Une filière environnementale a également été créée, « un domaine où les enjeux seront nombreux sur les prochaines années, on s’en est encore rendu compte cet été », souligne Isabelle Martin. Les apprenants s’y forment à la gestion des milieux naturels, à la préservation de la biodiversité ou encore à l’animation autour des questions environnementales. Une évolution qui rejoint celle du monde agricole lui-même. « De plus en plus, il va y avoir ce lien avec l’agroécologie, avec la restauration des haies, la préservation des berges… », détaille Isabelle Martin. Le changement climatique amène en effet les professionnels à repenser leurs pratiques. La prise en compte de l’environnement s’étend également aux formations équines : « Gestion du fumier, récupération de l’eau, conception des bâtiments, bien-être animal ou encore conditions de travail des salariés… », énumère encore la directrice.

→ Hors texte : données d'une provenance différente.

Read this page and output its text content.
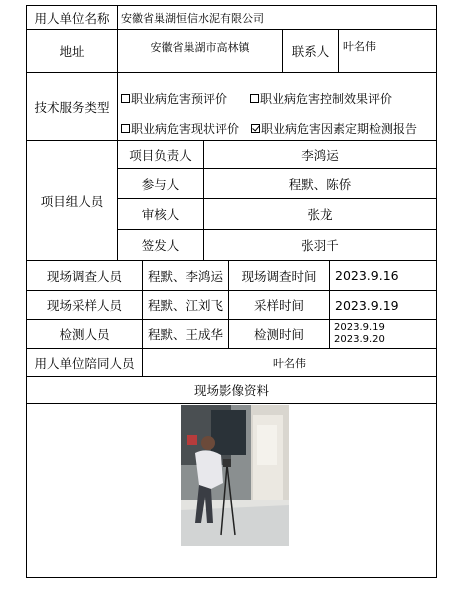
用人单位名称	安徽省巢湖恒信水泥有限公司
地址	安徽省巢湖市高林镇	联系人	叶名伟
技术服务类型
职业病危害预评价	职业病危害控制效果评价
职业病危害现状评价 职业病危害因素定期检测报告
项目组人员
项目负责人	李鸿运
参与人	程默、陈侨
审核人	张龙
签发人	张羽千
现场调查人员	程默、李鸿运	现场调查时间	2023.9.16
现场采样人员	程默、江刘飞	采样时间	2023.9.19
检测人员	程默、王成华	检测时间	2023.9.19
2023.9.20
用人单位陪同人员	叶名伟
现场影像资料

Les outils pédagogiques ont, eux aussi, évolué. Des tableaux interactifs et un simulateur de conduite d’engin agricole ont notamment fait leur entrée à la MFR. Les applications ont remplacé certains ouvrages utilisés autrefois pour la reconnaissance des espèces. Sans oublier l’intelligence artificielle qui fait progressivement son entrée dans les apprentissages. « On leur apprend à s’en servir à bon escient, sans perdre leur esprit critique, notamment en vérifiant les sources. Il faut aussi rester maître de son écrit et de sa manière de penser. »
Les outils pédagogiques ont évolué. Des tableaux interactifs ont fait leur entrée dans les salles de classes.
Les projets
La célébration de ce demi-siècle est l’occasion de regarder le chemin parcouru, mais aussi de se tourner vers l’avenir. « Le samedi 19 septembre nous organisons une fête à laquelle tout le monde est convié. Il y aura des visites de nos locaux et l’après-midi se poursuivra par un repas et une soirée dansante », avance Isabelle Martin.
D’autres événements seront également organisés tout au long de l’année avec notamment une exposition photo pour montrer l’évolution du site notamment. « À plus long terme, nous allons continuer de rénover l’établissement », ajoute la directrice.